Penuaan Kulit Ternyata Dimulai Sejak Pubertas, Dokter Ungkap Cara Agar Tetap Glowing

Lailatul Khusna Febriyanti • Kamis, 12 Maret 2026 | 12:05 WIB

Ilustrasi penuaan dini
Ilustrasi penuaan dini

RADARTUBAN– Banyak yang mengira kerutan dan flek hitam hanya menjadi Ancaman bagi mereka yang sudah berkepala empat. Namun, anggapan tersebut dipatahkan oleh fakta medis terbaru.

Proses penuaan kulit atau aging ternyata sudah mulai "mengintai" sejak seseorang memasuki masa puber, yakni di usia 20-an.

Dokter spesialis kulit dan kelamin, dr. Wiwi Widjaya Chandra, SpKK, mengungkapkan bahwa gaya hidup modern menjadi pemicu utama cepatnya tanda-penuaan muncul pada usia muda. Mulai dari paparan gawai hingga tingkat stres yang tinggi.

"Penuaan itu sebenarnya mulai terjadi setelah kita mulai puber. Jadi pada usia 20 tahun juga sudah terjadi penuaan. Biasanya pori-pori mulai terlihat lebih besar, timbul kerut halus, dan jerawat," terangnya dalam sebuah sesi edukasi kesehatan.

Baca Juga: Waspada! Ahli Ungkap 4 Kebiasaan Harian yang Diam-diam Mempercepat Penuaan

Waspadai Faktor Ekstrinsik dan Bahaya Sinar Matahari

Menurut dr. Wiwi, ada dua faktor utama penuaan: intrinsik (genetik dan usia) serta ekstrinsik (lingkungan). Faktor ekstrinsik inilah yang sebenarnya bisa diminimalisir. Musuh nomor satu kulit di daerah tropis seperti Indonesia adalah sinar matahari.

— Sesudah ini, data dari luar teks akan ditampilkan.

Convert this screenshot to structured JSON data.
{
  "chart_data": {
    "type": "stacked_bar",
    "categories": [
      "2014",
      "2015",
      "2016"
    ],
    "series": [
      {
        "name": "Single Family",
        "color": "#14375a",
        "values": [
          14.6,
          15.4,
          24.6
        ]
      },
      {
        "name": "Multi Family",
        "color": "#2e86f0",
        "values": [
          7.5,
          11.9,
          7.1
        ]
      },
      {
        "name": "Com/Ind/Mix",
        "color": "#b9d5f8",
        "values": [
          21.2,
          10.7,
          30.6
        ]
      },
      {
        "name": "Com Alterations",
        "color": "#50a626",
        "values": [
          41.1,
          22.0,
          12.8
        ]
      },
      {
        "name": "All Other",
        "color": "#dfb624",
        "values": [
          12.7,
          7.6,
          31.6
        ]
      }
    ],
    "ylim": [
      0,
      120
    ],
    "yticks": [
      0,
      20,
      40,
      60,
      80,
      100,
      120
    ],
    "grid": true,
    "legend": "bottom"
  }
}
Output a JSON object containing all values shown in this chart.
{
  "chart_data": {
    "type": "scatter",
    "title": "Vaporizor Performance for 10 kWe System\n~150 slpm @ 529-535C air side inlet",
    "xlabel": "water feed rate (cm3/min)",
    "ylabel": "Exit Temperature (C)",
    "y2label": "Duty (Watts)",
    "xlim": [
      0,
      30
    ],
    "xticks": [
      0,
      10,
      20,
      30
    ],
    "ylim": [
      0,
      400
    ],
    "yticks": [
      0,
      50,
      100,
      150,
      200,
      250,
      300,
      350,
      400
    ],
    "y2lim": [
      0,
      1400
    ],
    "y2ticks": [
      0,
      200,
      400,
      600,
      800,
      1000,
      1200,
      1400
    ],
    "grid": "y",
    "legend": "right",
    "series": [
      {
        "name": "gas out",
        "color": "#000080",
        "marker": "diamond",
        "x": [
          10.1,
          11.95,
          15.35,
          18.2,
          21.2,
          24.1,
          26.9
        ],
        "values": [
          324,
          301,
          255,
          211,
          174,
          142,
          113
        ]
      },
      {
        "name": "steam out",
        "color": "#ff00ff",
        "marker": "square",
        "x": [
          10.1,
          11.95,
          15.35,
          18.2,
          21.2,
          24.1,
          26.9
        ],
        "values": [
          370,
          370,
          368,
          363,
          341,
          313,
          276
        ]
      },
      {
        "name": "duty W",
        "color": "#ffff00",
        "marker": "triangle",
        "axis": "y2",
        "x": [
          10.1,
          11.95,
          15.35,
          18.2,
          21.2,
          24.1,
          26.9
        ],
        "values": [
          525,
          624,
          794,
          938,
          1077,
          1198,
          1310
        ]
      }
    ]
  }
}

Ia menekankan pentingnya penggunaan sunscreen atau tabir surya yang tidak hanya memiliki SPF tinggi, tapi juga memiliki label broad spectrum atau PA untuk menangkal sinar UVA.

"UVA ini yang paling berperan terhadap penuaan dini, membuat kulit cepat berkerut, sagging (kendur), dan pigmentasi. Jadi nggak cukup hanya SPF 50 atau 100, harus ada perlindungan terhadap UVA juga," tegasnya.

Bahkan, bagi warga yang lebih banyak beraktivitas di dalam ruangan (indoor), penggunaan tabir surya tetap wajib hukumnya.

Sebab, paparan blue light dari layar handphone dan lampu ruangan juga bisa memicu masalah pigmentasi pada kulit yang sensitif.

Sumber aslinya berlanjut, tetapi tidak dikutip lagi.